The team had used their model to conclude that search efforts along the priority zone were highly unlikely to achieve success in finding the aircraft. Indeed, with the plane still missing today, the fate of flight MH370 remains a mystery.
[Editor’s note: Since the author’s writing, the search for MH370 has resumed]
Technology Drives Model Advances
For ocean models to have reached this level of sophistication today, the technology driving their development has had to have been wide ranging; from the observational units deployed at sea for acquiring accurate data, to the state-of-the-art supercomputers used to make future predictions.
“Developments on the computer hardware side allows one to use more resources,” says Professor Danilov, “meaning we can explicitly resolve processes that were previously parameterized. There is hope that new computational technologies involving GPUs – Graphics Processing Units – will lead to an increase of model throughput.”
“On the physical side,” he adds, “new data are becoming available through modern technology, helping to better tune or constrain parameterizations used in the models.
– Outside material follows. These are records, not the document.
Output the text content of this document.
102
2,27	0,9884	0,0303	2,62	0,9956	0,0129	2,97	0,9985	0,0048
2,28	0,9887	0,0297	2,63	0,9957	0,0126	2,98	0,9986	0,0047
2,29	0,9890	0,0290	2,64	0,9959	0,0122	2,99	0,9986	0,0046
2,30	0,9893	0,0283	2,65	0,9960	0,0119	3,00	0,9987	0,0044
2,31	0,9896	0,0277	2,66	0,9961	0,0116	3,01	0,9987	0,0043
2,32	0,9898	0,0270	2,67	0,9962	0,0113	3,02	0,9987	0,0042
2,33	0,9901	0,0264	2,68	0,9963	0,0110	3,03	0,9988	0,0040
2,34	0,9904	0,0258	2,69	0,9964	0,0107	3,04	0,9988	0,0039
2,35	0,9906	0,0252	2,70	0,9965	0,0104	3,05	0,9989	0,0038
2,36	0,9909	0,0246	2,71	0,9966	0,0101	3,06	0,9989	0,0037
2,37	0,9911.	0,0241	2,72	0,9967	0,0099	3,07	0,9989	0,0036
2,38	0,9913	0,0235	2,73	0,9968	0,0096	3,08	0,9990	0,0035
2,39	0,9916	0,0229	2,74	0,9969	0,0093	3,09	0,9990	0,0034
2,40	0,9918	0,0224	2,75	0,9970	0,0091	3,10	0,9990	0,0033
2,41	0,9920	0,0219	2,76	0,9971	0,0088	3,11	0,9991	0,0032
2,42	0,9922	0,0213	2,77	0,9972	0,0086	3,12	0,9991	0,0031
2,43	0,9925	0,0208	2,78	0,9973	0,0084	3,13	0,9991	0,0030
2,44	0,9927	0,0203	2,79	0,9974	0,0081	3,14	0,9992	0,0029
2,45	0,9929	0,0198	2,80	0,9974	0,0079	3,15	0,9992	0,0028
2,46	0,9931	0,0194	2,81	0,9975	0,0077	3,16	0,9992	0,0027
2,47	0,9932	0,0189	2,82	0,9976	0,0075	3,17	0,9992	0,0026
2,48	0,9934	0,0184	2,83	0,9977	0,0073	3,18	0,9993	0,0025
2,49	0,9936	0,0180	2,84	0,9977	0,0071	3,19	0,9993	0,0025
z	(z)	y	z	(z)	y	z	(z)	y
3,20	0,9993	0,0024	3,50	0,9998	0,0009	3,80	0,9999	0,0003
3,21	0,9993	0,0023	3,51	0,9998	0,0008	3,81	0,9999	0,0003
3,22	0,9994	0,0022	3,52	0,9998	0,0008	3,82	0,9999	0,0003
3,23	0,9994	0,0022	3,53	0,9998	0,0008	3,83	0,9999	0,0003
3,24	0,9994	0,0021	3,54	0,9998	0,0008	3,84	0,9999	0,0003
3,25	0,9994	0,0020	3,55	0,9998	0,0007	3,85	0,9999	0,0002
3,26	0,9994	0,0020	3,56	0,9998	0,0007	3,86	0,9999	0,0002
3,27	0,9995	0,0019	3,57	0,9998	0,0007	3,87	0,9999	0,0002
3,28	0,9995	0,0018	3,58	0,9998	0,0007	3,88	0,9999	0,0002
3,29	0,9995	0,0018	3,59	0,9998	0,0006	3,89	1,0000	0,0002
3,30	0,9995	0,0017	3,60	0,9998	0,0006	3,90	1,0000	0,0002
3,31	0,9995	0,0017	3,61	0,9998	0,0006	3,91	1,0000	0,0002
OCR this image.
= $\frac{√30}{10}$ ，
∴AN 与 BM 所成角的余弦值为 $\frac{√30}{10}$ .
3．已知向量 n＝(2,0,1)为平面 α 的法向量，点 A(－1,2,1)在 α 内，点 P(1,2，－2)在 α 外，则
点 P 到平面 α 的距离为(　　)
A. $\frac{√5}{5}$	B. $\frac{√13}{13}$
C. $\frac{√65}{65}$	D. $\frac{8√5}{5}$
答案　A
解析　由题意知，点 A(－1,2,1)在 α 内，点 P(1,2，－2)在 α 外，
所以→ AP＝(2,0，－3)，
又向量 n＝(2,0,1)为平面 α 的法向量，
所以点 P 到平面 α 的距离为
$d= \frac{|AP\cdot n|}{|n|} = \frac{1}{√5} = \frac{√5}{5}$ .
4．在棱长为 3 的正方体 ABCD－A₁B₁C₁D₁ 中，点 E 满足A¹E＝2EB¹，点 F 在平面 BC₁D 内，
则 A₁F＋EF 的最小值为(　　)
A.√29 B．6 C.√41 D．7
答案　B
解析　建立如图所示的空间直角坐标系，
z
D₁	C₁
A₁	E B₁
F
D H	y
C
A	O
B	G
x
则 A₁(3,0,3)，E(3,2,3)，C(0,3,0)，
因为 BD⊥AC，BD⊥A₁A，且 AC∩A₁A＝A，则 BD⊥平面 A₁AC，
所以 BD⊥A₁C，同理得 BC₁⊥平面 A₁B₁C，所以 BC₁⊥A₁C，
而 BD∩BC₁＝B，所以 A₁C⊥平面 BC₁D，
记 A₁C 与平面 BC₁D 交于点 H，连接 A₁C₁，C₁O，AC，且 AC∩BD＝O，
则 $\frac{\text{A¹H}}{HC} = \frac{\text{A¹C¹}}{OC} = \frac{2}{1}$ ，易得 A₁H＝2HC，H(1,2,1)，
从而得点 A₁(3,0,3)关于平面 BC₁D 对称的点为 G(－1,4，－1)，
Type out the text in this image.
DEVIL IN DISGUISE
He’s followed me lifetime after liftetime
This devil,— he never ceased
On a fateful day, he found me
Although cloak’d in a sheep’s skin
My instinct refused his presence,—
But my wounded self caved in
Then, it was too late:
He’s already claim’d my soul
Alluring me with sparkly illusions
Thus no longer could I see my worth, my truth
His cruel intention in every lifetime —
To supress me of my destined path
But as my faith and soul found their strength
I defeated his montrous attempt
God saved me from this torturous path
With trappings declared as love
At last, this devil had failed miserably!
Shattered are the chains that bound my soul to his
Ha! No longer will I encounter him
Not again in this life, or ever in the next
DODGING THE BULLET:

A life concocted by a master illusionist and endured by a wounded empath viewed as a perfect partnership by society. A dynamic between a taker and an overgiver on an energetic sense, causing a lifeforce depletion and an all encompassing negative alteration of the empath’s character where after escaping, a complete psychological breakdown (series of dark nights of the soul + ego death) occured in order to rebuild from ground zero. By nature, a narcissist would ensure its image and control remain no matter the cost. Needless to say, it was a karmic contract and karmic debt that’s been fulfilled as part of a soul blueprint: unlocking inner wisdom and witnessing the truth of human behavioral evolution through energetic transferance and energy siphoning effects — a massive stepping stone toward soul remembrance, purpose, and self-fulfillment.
Satellite altimetry and Argo floats are of particular importance.”
But Danilov points out that progress in computational power is the main driver at present. Running global models at a high resolution – around one kilometer grid size – is already possible, meaning processes down to that level are being resolved.
“Models that resolve mesoscale motions will become a reality in the foreseeable future,” he says. “But such model runs are still too computationally expensive, meaning they take a lot of time to run and generate a lot of data. So, the distinction should be made between what is possible in principle, and what can be used as a research tool.”
In fact he believes that the future of ocean modeling may follow a similar pathway to that of weather prediction, where ensembles of model runs are performed to get a feeling for multiple potential future states of the ocean – not just one.
“The problem is,” he says, “that even with perfect initial data, there is a horizon of predictability, because after a certain time, prediction becomes more difficult. The ocean has intricate internal dynamics – which are chaotic – and so a numerically simulated ocean will diverge from observations over time.”
“Better numerics and parameterization will improve the ocean’s predicted mean state and variability,” he says. “But the overall computational effort is rather big.”
“So our ability to simulate the ocean will improve, but gradually.”